During executive session, Buda council members hashed out the verbiage of a resolution, all the while not compromising the city’s attempt at obtaining 1 million gallons of water per day from EP, a Houston-based commercial water supplier.  The firm has contracts with Buda, Goforth Water Special Utility District and a private developer to supply a combined 5.3 million gallons of water per day from the Trinity. 

“We felt it was that we needed to do a resolution,” Ruge said. “And obviously we had to bracket it in a manner. But I think, the fact that we support legislation is really a fine line for us to walk.”

Council member Angela Kennedy, the lone official to vote against contracting with EP in January, said her support for the resolution comes out of a desire to regulate unregulated groundwater formations.

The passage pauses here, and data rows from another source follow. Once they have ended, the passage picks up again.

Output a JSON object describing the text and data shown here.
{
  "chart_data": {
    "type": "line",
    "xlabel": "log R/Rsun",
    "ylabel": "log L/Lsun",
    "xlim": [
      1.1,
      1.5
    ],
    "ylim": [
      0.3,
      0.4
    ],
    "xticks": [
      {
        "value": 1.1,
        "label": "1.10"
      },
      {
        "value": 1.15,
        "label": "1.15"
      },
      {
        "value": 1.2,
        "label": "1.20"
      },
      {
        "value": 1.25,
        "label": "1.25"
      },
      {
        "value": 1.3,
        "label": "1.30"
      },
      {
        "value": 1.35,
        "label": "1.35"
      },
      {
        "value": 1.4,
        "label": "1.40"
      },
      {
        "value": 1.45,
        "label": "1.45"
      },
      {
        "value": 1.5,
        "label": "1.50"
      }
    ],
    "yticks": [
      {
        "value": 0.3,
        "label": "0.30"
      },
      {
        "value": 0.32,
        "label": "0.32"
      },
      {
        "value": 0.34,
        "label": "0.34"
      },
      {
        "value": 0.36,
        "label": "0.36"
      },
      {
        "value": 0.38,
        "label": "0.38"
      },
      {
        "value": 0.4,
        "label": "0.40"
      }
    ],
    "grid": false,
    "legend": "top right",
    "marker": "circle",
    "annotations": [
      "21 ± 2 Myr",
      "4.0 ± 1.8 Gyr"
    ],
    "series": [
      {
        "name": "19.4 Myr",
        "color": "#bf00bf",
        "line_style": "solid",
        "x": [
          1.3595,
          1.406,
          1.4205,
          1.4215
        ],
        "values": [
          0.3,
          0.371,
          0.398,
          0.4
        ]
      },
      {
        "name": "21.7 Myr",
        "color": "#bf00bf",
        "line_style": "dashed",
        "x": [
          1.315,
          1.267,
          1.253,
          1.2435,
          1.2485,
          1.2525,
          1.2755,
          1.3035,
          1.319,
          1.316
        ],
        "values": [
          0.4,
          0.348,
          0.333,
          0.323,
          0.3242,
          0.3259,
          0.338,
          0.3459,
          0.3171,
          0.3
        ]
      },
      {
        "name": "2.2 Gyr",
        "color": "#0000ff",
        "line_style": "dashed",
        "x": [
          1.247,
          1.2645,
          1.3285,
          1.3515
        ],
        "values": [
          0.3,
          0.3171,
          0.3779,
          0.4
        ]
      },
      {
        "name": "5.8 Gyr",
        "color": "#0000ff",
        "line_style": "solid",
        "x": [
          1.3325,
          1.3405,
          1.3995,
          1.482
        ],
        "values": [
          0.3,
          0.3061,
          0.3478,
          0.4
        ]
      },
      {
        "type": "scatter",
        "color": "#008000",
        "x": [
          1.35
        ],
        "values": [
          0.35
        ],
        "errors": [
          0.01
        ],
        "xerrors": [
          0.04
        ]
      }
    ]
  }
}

“There was a difference between our resolution and the one Hays County passed,” Kennedy said. “I am a firm believer in compromises and meeting everyone’s needs … my main goal was to support that white area where EP’s project is currently being implemented to be put under some sort of groundwater regulation.”

She said Buda’s legal counsel is very protective of the city’s interests and wanted to make sure the resolution made the point that Buda was going to protect those interests. 

“Obviously we had to be very careful,” Ruge said. “It was unanimous that we wanted to make some sort of a resolution. And when you actually read it, it’s actually very, very similar to the county’s (resolution) in wording and in sentiment, except for a few minor changes.”

State Rep. Jason Isaac (Dripping Springs) filed House Bill 1191, which would create a five-mile buffer zone of protection around priority groundwater management areas where an entity seeking to pump groundwater would have to get permitted by the Texas Water Development Board. 

Buda council member George Haehn, after receiving assurances from City Attorney Cynthia Trevino that Isaac’s HB 1191 would not be retroactive, said at the Feb. 17 meeting “the bills are just political cover for Jason Isaac.”

Isaac said at a Feb. 10 town hall meeting in Wimberley that he wasn’t sure if HB 1191 would help Hays County residents concerned over EP’s proposed pumping, but that bills he plans to file March 11 will.

Isaac has said he will push bills to extend the borders of the Barton Springs/Edwards Aquifer Conservation District (BSEACD) and the Hays Trinity Groundwater Conservation District (HTGCD). 

Kennedy said it’s in Buda’s best interest to have the unregulated groundwater regulated so water it is pumped in a sustainable way.

Several other entities in Hays County have passed a resolution supporting groundwater protection in the county, including Mountain City, Kyle, Dripping Springs, Woodcreek, BSEACD, and the San Marcos and Wimberley school districts, among others.